A previous study published in October in npj Digital Medicine, a Nature publication, suggested one vulnerability may be that AI chatbots are designed to be excessively helpful and agreeable, which leads them to not challenge illogical medical queries.
“Results showed high initial compliance (up to 100%) across all models, prioritizing helpfulness over logical consistency,” the authors wrote.
Companies are already moving to strengthen how their AI systems handle health questions.
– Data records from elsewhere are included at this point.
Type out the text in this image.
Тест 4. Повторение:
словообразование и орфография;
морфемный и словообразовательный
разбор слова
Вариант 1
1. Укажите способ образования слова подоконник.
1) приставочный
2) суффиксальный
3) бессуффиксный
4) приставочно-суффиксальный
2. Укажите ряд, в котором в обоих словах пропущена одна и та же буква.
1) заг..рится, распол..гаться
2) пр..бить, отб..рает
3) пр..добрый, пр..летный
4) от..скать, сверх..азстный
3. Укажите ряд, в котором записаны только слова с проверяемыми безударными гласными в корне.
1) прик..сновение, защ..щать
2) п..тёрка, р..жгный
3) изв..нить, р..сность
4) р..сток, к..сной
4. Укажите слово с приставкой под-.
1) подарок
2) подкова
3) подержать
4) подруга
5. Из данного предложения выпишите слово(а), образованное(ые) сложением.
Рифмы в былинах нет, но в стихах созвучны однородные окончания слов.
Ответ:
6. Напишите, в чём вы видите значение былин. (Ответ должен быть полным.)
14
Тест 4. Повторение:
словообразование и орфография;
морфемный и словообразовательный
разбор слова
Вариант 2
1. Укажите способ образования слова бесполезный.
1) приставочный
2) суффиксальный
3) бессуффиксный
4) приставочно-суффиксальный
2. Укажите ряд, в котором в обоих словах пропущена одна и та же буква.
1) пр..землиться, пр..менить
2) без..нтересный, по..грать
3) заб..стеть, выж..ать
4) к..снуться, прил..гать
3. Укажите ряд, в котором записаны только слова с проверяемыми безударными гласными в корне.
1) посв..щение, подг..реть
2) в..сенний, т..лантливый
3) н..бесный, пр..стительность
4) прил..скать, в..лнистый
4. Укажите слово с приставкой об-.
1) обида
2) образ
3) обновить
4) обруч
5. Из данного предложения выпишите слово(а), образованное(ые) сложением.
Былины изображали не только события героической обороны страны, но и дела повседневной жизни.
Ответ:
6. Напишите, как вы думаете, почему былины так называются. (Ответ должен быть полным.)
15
Meta said on April 8 that it had released an updated version of its AI with a major focus on health, noting that it collaborated with “over 1,000 physicians to curate training data that enables more factual and comprehensive responses.” OpenAI, meanwhile, has been working with more than 250 practicing physicians across specialties to improve its latest model’s responses, including better recognizing uncertainty and being more likely to ask follow-up questions.
Nonetheless, Nadkarni believes third-party testing and guidance are needed, along with a broader public discussion about whether that oversight should take the form of formal regulation through agencies like the Food and Drug Administration or the Federal Trade Commission, or whether a trade group could be established to conduct testing and provide a seal of approval.
“There need to be some guardrails,” Nadkarni said.
Meanwhile, Tiller and Succi recommend that consumers think of AI as a supplement rather than a replacement for medical professionals.
“Chatbots are not designed for health,” Tiller said. “They are designed for one thing: to mimic conversational fluency. They are just good at talking, like a salesperson when you try to buy a car.”